In German, there are two apparently synonymous terms with a very significant distinction between them. "Verfremdung" means becoming other, becoming estranged from oneself -- alienation in the literal sense. "Entfremdung", by contrast, means to be dispossessed of the other, to lose all otherness. Now, it is much more serious to be dispossessed of the other than of oneself. Being deprived of the other is worse than alienation: a lethal change, by liquidation of the dialectical opposition itself. An irrevocable destabilization, that of the subject without object, of the same without other -- definitive stasis and metastasis of the Same. A tragic destiny for individuals and for our -- self-programming and self-referential -- systems: no more adversaries, no more hostile environments -- no environment at all any longer, no more exteriority. This is like wresting a species away from its natural predators. No longer threatened by them, it cannot but destroy itself (by "depredation", as it were). Death being the great natural predator, a species we attempt at all costs to immortalize and wrest away from death -- as we do with all our replacement technologies for the body's organs -- is doomed to disappear. The best strategy for bringing about someone's ruin is to eliminate everything which threatens him, thus causing him to lose all his defences, and it is this strategy we are applying to ourselves. By eliminating the other in all its forms (illness, death, negativity, violence, strangeness), not to mention racial and linguistic differences, by eliminating all singularities in order to radiate total positivity, we are eliminating ourselves.
We have fought negativity and death, rooting out evil in all its forms. By eliminating the work of the negative, we have unleashed positivity, and that is what has become lethal today. By setting off the chain reaction of the positive, we have at the same time -- by a perverse, but perfectly coherent effect -- released an intense viral pathology. For a virus, far from being negative, is the product, rather, of an ultrapositivity of which it is the lethal embodiment. This had escaped us, as had the metamorphoses of evil which follow the advances of reason about like a shadow.

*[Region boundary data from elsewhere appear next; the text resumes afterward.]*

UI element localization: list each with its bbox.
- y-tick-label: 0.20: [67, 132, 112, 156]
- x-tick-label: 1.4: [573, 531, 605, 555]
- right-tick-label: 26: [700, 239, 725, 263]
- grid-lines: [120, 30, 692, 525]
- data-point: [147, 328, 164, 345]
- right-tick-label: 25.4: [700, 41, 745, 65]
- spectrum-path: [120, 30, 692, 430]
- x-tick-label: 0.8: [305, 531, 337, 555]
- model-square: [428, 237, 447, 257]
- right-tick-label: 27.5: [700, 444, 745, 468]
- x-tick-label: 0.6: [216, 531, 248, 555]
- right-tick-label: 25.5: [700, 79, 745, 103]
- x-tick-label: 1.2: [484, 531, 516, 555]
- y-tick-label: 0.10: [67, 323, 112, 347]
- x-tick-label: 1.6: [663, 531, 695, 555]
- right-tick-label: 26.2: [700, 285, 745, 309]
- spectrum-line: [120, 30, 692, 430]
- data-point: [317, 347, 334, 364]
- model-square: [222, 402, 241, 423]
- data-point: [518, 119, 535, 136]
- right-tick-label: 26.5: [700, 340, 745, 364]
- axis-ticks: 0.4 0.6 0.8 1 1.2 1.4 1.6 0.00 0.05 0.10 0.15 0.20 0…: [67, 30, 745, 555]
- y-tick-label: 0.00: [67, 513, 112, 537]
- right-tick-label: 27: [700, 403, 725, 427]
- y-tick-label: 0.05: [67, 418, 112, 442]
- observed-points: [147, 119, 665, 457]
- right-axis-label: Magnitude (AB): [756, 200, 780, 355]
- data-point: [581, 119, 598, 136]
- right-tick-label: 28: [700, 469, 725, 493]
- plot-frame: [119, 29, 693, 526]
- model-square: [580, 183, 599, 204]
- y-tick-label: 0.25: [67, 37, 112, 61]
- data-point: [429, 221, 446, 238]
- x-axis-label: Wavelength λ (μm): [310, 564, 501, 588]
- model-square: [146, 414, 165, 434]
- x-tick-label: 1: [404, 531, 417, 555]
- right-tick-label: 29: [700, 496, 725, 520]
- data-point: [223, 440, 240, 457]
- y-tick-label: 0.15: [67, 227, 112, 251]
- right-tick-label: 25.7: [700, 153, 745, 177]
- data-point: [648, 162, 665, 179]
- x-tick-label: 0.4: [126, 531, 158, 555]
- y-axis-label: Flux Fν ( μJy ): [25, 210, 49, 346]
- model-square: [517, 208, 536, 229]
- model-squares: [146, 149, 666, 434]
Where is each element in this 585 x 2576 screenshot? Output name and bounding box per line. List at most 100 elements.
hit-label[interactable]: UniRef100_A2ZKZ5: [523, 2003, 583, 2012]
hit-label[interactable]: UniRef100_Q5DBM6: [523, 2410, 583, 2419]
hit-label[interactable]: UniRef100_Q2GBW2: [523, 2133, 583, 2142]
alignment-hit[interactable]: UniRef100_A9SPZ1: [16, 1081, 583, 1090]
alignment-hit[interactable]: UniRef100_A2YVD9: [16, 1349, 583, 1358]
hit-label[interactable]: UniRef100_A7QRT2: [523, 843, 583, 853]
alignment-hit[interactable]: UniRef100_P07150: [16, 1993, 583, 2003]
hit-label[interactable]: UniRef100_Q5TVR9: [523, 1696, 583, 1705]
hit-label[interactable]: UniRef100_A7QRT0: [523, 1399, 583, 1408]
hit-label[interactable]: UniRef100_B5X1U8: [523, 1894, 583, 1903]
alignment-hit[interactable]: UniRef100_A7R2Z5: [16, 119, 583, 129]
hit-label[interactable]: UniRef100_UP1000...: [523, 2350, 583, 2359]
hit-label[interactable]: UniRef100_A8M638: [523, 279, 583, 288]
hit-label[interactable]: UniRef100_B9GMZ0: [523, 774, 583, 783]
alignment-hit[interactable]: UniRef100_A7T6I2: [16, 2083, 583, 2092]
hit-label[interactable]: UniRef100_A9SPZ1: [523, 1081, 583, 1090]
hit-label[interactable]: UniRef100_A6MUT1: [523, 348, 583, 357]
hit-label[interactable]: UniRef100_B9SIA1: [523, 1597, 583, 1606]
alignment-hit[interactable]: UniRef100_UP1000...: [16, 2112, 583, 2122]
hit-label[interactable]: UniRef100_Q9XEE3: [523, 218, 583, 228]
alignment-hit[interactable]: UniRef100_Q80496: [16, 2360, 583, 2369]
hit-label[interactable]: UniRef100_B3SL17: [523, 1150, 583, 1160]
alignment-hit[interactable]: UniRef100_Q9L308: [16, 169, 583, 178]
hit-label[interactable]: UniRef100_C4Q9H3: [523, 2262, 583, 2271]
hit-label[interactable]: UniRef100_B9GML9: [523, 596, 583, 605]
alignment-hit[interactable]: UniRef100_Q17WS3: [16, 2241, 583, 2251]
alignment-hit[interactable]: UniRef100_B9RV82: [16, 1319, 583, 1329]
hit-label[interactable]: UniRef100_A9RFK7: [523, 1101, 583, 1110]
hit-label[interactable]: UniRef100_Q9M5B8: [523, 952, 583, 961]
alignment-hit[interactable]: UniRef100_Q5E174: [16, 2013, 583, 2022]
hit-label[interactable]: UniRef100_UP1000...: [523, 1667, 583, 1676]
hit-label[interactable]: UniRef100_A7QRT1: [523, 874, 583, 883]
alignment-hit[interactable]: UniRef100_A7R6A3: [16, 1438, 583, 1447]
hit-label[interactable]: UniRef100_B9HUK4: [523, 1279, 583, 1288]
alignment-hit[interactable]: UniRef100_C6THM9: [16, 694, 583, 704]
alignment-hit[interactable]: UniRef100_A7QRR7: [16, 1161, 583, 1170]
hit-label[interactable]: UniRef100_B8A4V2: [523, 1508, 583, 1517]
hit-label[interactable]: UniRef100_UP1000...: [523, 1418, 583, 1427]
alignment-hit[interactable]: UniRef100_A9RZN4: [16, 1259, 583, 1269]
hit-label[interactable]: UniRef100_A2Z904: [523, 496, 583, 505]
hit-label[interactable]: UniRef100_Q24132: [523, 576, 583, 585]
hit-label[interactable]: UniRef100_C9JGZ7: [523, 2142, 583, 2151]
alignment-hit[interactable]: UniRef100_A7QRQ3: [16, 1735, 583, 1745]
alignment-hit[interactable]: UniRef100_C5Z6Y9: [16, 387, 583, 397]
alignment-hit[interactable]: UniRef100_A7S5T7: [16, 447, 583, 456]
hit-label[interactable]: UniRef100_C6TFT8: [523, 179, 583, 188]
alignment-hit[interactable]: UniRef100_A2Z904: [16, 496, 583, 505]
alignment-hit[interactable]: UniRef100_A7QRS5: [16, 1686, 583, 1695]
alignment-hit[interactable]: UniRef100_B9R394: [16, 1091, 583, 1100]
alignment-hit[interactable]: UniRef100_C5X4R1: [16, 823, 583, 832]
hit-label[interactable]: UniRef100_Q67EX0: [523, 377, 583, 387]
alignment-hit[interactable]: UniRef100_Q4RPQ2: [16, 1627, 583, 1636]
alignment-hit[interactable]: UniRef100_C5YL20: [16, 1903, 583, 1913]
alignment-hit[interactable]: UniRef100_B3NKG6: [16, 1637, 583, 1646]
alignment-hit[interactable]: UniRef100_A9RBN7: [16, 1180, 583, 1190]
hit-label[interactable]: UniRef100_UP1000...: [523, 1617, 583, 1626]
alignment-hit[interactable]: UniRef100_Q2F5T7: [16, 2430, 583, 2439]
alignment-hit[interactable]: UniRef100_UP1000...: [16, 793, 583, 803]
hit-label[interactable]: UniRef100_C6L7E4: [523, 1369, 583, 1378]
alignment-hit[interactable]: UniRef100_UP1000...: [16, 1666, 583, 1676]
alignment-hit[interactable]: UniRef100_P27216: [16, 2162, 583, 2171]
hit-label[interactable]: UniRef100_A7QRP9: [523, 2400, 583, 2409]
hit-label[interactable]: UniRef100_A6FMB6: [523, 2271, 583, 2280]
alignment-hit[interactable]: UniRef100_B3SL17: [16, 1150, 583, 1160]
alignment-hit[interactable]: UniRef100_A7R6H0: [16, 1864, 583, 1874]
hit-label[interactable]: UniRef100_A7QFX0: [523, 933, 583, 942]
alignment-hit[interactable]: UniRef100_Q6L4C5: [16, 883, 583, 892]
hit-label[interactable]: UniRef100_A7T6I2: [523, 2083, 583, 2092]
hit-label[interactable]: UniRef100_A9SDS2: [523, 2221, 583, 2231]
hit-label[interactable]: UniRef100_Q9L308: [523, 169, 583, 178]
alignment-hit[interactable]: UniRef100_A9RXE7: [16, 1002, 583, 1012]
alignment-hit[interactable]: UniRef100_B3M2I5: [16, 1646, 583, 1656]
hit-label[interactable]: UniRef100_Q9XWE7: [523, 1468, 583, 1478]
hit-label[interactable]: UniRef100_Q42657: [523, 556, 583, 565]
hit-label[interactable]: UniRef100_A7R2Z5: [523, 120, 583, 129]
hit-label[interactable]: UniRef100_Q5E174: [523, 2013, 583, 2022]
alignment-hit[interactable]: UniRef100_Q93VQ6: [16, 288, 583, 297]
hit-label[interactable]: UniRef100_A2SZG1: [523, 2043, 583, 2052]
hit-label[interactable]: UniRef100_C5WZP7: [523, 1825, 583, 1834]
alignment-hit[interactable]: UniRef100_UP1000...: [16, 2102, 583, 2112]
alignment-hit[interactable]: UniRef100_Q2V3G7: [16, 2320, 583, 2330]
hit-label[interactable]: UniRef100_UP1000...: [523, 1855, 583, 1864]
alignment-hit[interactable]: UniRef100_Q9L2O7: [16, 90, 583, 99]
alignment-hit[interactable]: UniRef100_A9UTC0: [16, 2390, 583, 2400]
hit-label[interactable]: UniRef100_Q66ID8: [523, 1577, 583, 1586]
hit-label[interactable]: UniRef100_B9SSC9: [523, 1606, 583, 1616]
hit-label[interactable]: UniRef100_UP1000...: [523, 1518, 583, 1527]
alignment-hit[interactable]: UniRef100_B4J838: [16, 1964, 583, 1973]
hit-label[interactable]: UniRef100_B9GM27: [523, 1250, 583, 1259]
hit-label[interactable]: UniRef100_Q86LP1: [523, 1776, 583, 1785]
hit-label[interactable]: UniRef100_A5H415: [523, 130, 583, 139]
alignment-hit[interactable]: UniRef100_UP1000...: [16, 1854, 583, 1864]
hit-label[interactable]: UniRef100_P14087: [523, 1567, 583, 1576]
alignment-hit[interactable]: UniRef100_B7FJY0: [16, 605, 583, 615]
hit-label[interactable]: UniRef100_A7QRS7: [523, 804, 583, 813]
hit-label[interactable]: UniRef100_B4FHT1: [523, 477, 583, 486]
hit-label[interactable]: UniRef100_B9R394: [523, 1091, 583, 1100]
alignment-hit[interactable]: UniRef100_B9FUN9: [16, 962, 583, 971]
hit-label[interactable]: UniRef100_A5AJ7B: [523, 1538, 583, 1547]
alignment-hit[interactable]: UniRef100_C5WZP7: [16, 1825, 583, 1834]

This paradigm of the subject without object, of the subject without other, can be seen in all that has lost its shadow and become transparent to itself. Even in devitalized substances: in sugar without calories, salt without sodium, life without spice, effects without causes, wars without enemy, passions without object, time without memory, masters without slaves, or the slaves without masters we have become.
What becomes of a master without a slave? He ends up terrorizing himself. And of a slave without a master? He ends up exploiting himself. The two are conjoined today in the modern form of voluntary servitude: enslavement to data systems and calculation systems -- total efficiency, total performance. We have become masters -- at least virtual masters -- of this world, but the object of that mastery, the finality of that mastery, have disappeared.